Para orang tua sadar dengan keterbatasan ini, mereka tidak bisa memilih bagaikana dua sisi mata uang yang sama-sama berharga—pekerjaan atau anak. Namun masalah ini menjadi terselesaikan manakala sekolah nasional plus lahir di tanah air. Sekolah nasional plus bukan hanya mengambil peran sebagai guru namun juga sebagai orang tua yang membangun karakter anak, mengenalkannya terhadap Tuhannya dan nilai keluhuran bangsanya.

Sekolah nasional plus mengadopsi sistem full day school sehingga orang tua yang bekerja tidak merasa kuatir dengan aktivitas anaknya sepulang sekolah. Saat jam reguler selesai, siswa sekolah nasional plus akan mengikuti kelas tambahan tersebut atau mengerjakan tugas sekolah bersama-sama. Dengan demikian sesampainya di rumah siswa tinggal beristirahat dan sedikit mengulang pelajaran bersama orang tua. Anak senang karena aktivitasnya padat dan tidak membosankan sementara orang tua juga senang karena anak-anak seharian di sekolah belajar, tidak keluyuran ke mall atau pusat perbelanjaan selepas jam sekolah normal. Sekolah nasional plus telah menciptakan solusi atas masalah yang terpendam selama ini.

Memilih Franchise Sekolah
Jika secara kategoti sekolah nasional pasti berkembang sehingga saya prediksi bakal menjadi bisnis yang menarik Anda masuki, pertanyaan selanjutkan faktor apa yang harus menjadi pertimbangan saat kita mengambil hak franchisenya?

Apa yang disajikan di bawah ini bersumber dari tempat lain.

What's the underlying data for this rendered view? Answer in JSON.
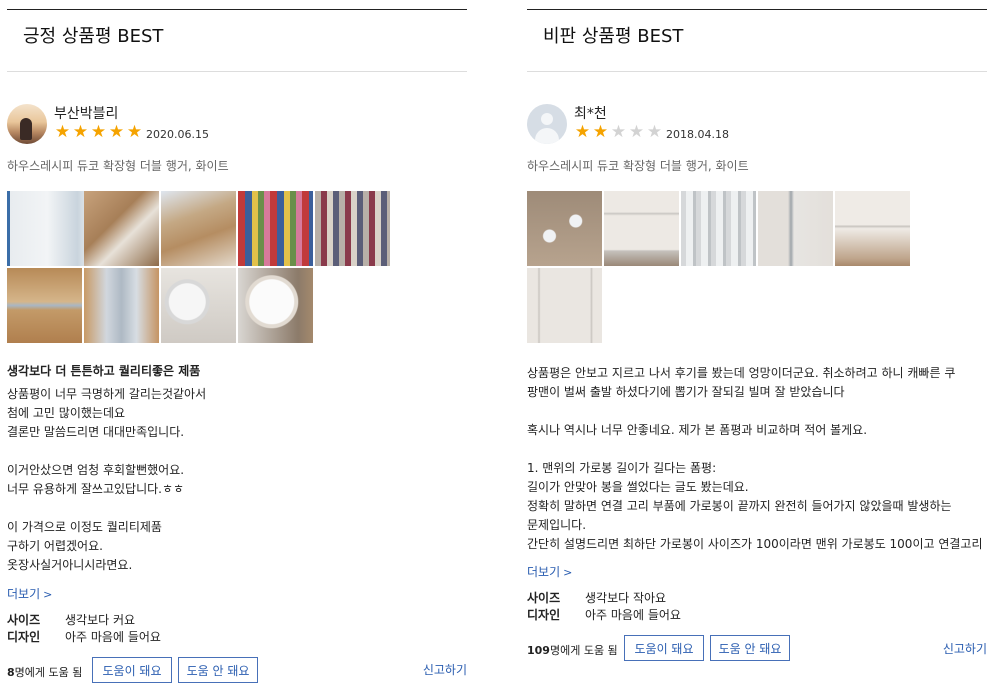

Seperti yang telah umum dikenal, bahwa hak franchise bisa Anda dapatkan dari franchisor lokal maupun manca negera, demikian juga di industri sekolah nasional plus. Apabila Anda bermodal besar maka Anda bisa mengambil hak franchise sekolah luar negeri. Seperti yang dilakukan High Scope Indonesia yang mengambil hak franchise dari Singapura. Apabila dana Anda lebih kecil Anda bisa mengambil hak franchise beberapa sekolah nasional plus lokal seperti Sekolah Madania atau sekolah asing yang master franchise telah ada di Indonesia. Beberapa aspek yang harus Anda perhatikan adalah sebagai berikut:

Pertama, diferensiasi. Dalam bisnis apapun, diferensiasi selalu menjadi nyawanya karena ia yang menjadi alasan orang membeli produk tertentu relatif terhadap produk lain. Demikian juga dalam bisnis pendidikan, pastikan franchisor Anda memiliki diferensiasi yang solid baik dari sistem dan pendekatan pendidikan, fasilitas maupun dukungan kualitas sumber daya manusia. Sampai saat ini, sistem dan pendekatan pendidikan masih menjadi faktor penentu seseorang memilih sekolah tertentu. Namun pastikan juga sistem pendidikan yang diadopsinya telah terbukti, bukan masih dalam tahap percobaan.Oleh karena itu, saya menyarankan Anda memilih sekolah nasional plus yang telah berusia lebih dari lima tahun dengan asumsi masa lima tahun sekolah telah berhasil melampui masa kritisnya.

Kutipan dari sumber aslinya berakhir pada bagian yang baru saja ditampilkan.